Paris - Actualité n°100779 - Publié le 06/09/2017 à 17:00
©  Seb Lascoux
©  Seb Lascoux

« Aujourd’hui la relation public/privé atteint un vrai niveau de maturité. Même si la France est un pays d’addicts de l’argent public et que le mécénat n’est pas dans notre tradition, nous devons quand même constater que, de fait, nous avons développé depuis des années le recours à des formes de partenariats avec le privé. (…). La BnF Bibliothèque nationale de France a des défis technologiques importants à relever. De ce point de vue, le partenariat avec des entreprises innovantes est très utile », déclare Sylviane Tarsot-Gillery, directrice générale de la BnF, lors de l’atelier « Le partenariat public/privé - mécénat, sponsoring, fondations, fonds de soutien, financement participatif : quels objectifs, quelle coopération ? », organisé dans le cadre de la 2e édition de Think Culture Événement dédié à l’innovation dans le pilotage de la culture, organisé par News Tank Culture à l’université Paris-Dauphine le 05/09/2017.

« Aujourd’hui, si le mécénat a encore de très beaux jours devant lui, il est ou sera dépassé par la question de la gestion de marque. Les produits dérivés représentent un océan de travail pour les institutions publiques. (…). Le mécénat doit permettre à terme d’accéder à l’autonomie financière et donc pouvoir se passer de ce levier de financement », ajoute Jean d’Haussonville, directeur général du Domaine national de Chambord.

News Tank rend compte des échanges.

« La Fondation Culture et Diversité est atypique par rapport au paysage des fondations d’entreprises françaises » (Saïd Berkane)

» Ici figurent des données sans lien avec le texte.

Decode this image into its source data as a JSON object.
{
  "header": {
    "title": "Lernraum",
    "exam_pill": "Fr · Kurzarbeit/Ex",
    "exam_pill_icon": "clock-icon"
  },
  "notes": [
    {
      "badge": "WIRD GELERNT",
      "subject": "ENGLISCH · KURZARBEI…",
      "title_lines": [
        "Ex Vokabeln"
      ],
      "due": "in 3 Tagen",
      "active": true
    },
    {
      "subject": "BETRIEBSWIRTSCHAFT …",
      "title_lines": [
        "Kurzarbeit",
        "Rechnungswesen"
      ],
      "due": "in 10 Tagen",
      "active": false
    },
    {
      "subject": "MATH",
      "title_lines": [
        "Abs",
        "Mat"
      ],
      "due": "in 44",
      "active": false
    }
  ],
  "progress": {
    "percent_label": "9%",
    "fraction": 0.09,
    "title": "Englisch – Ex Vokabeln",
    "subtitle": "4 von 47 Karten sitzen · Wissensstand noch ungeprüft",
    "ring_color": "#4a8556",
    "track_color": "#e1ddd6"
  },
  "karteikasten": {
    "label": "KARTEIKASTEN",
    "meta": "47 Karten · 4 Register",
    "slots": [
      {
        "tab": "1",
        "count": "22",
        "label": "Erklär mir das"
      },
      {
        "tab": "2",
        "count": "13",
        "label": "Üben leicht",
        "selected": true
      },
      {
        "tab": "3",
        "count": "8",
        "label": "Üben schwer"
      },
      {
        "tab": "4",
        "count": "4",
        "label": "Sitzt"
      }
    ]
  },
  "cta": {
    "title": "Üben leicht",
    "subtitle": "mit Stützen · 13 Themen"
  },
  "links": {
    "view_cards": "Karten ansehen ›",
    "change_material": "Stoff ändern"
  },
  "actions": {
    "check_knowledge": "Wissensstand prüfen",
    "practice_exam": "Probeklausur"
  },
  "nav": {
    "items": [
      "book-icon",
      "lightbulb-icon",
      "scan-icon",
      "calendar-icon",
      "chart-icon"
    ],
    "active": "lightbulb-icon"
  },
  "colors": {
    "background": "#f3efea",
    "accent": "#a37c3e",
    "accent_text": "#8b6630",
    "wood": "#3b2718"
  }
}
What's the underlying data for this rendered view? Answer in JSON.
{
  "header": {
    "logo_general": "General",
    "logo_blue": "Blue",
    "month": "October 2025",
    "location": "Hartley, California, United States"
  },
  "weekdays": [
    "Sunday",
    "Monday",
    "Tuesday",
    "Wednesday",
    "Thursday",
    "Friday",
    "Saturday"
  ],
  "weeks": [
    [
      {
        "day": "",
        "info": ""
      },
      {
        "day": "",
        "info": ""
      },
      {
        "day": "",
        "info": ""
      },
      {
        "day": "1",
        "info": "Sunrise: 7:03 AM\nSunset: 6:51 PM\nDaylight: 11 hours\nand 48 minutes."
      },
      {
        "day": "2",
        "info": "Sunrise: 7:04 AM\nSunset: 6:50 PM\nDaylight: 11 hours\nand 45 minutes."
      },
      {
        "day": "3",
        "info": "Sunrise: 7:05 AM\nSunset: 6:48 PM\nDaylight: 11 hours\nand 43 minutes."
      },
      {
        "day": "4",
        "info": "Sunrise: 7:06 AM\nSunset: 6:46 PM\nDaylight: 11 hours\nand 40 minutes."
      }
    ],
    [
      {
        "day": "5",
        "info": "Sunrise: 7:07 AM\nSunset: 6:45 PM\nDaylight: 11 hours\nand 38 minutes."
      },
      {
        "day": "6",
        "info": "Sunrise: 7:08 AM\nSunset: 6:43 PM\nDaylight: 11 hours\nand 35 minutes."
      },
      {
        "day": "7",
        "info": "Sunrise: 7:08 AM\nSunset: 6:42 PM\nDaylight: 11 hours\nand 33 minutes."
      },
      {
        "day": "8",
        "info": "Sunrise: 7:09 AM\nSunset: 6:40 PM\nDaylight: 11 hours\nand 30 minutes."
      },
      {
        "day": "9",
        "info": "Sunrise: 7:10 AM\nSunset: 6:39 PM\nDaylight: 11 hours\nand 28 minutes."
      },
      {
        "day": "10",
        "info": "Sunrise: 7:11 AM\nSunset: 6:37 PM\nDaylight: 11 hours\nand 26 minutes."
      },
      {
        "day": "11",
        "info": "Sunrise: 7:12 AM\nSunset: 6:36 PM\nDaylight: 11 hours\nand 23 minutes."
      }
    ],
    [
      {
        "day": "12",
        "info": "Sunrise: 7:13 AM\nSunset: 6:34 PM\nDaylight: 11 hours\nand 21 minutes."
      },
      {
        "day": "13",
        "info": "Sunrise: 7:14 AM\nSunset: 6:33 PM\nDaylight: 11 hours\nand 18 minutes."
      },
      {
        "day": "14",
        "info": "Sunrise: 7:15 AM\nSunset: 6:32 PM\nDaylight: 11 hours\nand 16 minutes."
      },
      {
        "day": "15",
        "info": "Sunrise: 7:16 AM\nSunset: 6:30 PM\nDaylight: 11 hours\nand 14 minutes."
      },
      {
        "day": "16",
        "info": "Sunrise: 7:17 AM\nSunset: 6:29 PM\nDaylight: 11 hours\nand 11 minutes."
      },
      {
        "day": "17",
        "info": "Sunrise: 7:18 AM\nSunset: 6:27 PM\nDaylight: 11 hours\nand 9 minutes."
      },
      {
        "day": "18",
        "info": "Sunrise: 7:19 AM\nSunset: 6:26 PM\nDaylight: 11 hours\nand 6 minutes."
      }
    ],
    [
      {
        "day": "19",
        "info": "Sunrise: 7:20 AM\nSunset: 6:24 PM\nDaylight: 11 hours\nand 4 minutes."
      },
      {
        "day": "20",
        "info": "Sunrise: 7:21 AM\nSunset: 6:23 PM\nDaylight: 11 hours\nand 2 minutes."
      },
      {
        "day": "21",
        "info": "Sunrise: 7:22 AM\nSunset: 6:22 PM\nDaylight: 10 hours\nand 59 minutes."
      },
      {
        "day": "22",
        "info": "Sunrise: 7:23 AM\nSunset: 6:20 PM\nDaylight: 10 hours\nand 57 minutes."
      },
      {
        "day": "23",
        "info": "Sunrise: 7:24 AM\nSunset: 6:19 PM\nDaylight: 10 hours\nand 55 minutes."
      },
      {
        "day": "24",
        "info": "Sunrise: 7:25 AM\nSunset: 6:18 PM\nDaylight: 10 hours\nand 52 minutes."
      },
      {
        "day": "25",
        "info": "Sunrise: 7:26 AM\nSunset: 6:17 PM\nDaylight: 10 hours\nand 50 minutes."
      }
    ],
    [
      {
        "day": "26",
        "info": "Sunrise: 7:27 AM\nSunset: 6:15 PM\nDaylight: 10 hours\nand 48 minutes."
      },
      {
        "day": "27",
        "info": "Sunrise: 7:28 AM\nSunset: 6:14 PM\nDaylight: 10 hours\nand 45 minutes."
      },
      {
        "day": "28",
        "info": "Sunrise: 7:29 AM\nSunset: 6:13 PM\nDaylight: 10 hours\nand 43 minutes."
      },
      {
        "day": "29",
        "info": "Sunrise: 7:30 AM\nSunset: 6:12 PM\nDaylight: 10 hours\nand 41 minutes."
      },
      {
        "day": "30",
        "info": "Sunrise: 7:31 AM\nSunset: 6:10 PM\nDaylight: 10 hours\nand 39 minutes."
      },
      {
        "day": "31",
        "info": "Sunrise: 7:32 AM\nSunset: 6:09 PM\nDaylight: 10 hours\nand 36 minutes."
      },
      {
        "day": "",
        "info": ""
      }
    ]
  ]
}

  • Saïd Berkane - ©  Seb Lascoux
    « Créée en 2006 par Fimalac Financière Marc Ladreit de Lacharrière , la Fondation Culture et Diversité a pour objectif de favoriser l’accès des jeunes issus de milieux modestes aux arts et à la culture. 
  • Dès sa création, la fondation avait pour ambition de travailler de concert avec les ministères de l’Éducation nationale et de la Culture. 
  • Depuis 2006, la fondation a sensibilisé 30 000 jeunes sur tout le territoire national. Sur ces 30 000 jeunes, nous en accompagnons au quotidien 1 400 pour l’accès aux parcours de formation des grandes écoles de la culture. Pour ces programmes, nous travaillons avec :
    • Le ministère de l’Éducation nationale dans la mise en place d’un réseau de lycées partenaires sur l’ensemble du territoire. 
    • Le ministère de la Culture dans la mise en place d’un réseau de grandes écoles partenaires qui sont sous sa tutelle. La fondation peut ainsi, au sein de ces écoles, mettre en place des programmes d'égalité des chances, des ateliers ou des classes préparatoires. 
  • Les écoles n’ont pas les moyens humains et financiers de mettre en place ces programmes qui seraient pour elles très coûteux. C’est à ce moment que public et privé peuvent se compléter. Les financements et l’expertise de la fondation permettent de développer ces programmes de manière très efficace tout en s’appuyant sur les apports des deux ministères.
  • La particularité de la Fondation Culture et Diversité est qu’elle est une fondation de terrain qui imagine, réalise et finance des actions développées sur l’ensemble du territoire. En cela, elle est atypique par rapport au paysage des fondations d’entreprises françaises. Elle ne finance pas de programmes extérieurs. »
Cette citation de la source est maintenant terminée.